Plus, if Xilinx reveal (or include) a Microblaze parameter that allows 
you to specify the processor boot address at synthesis time (C_BOOT_ADDR 
perhaps?), you could have a self-booting microblaze system using no BRAM 
resources at all.... ;-)

>>d) Is it possible to get the impact tool to download data to the SRAM? 
>>it is very fast at downloading the ~1MB bistream, so if this was an 
>>option perhaps this could be a way of bypassing the ~1 hour kernel 
>>download time I am experiencing with XMD & debugger.

hmmm - 1 hr, that's an awfully long time.  are you using the jtag uart 
for this?

> you can use the uart as the connection for XMD at 115200bps, I know is
> not much but you can download the the image in ~4min

This is the better approach.  4 minutes is still pretty slow, but it's 
workable.

An aside:  Has anybody tried increasing the uartlite beyond 115200 baud? 
  The EDK docs say any speed up to OPB_Clk/16 is possible, but I've 
never been able to connect beyond 115200.

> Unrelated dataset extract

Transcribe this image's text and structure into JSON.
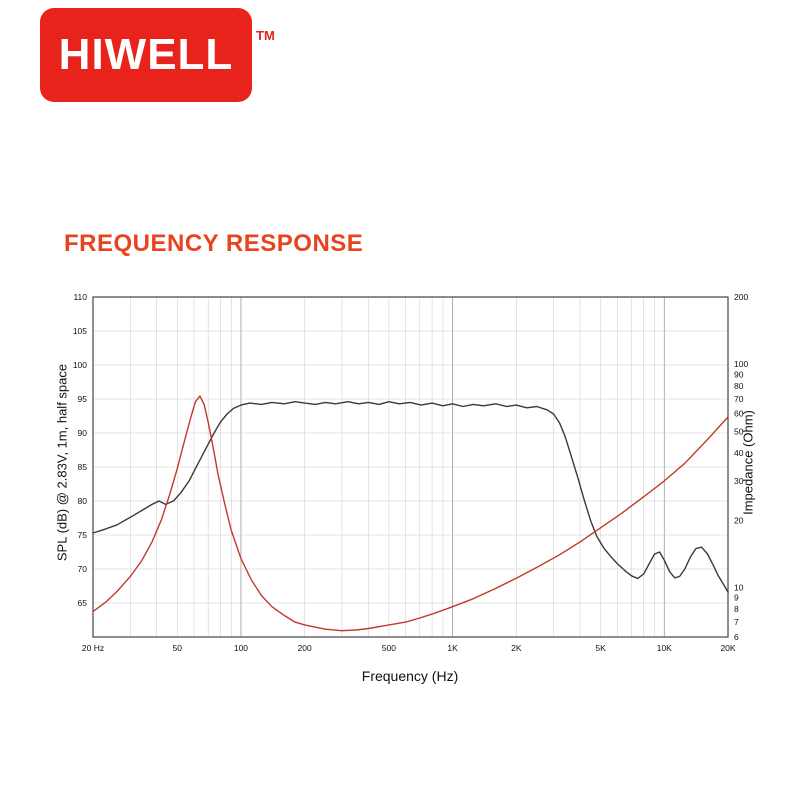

> In my opinion you should ... change the DDR memory contoller with a
> SDRAM memory controller keeping the same base_address (0x80000000) and
> get rid of the ethernet MAC. I think with this approach you will save
> time and ... coffee 

Good advice!  At this stage, there's still a few kernel changes required 
to support new boards, and the changes are distributed around the 
kernel.  One of the development priorities is finding a way of managing 
this better...  but for now, the first step in porting is to make your 
hardware platform as close as possible to mbvanilla... (at least in 
address map and IRQ assignments etc).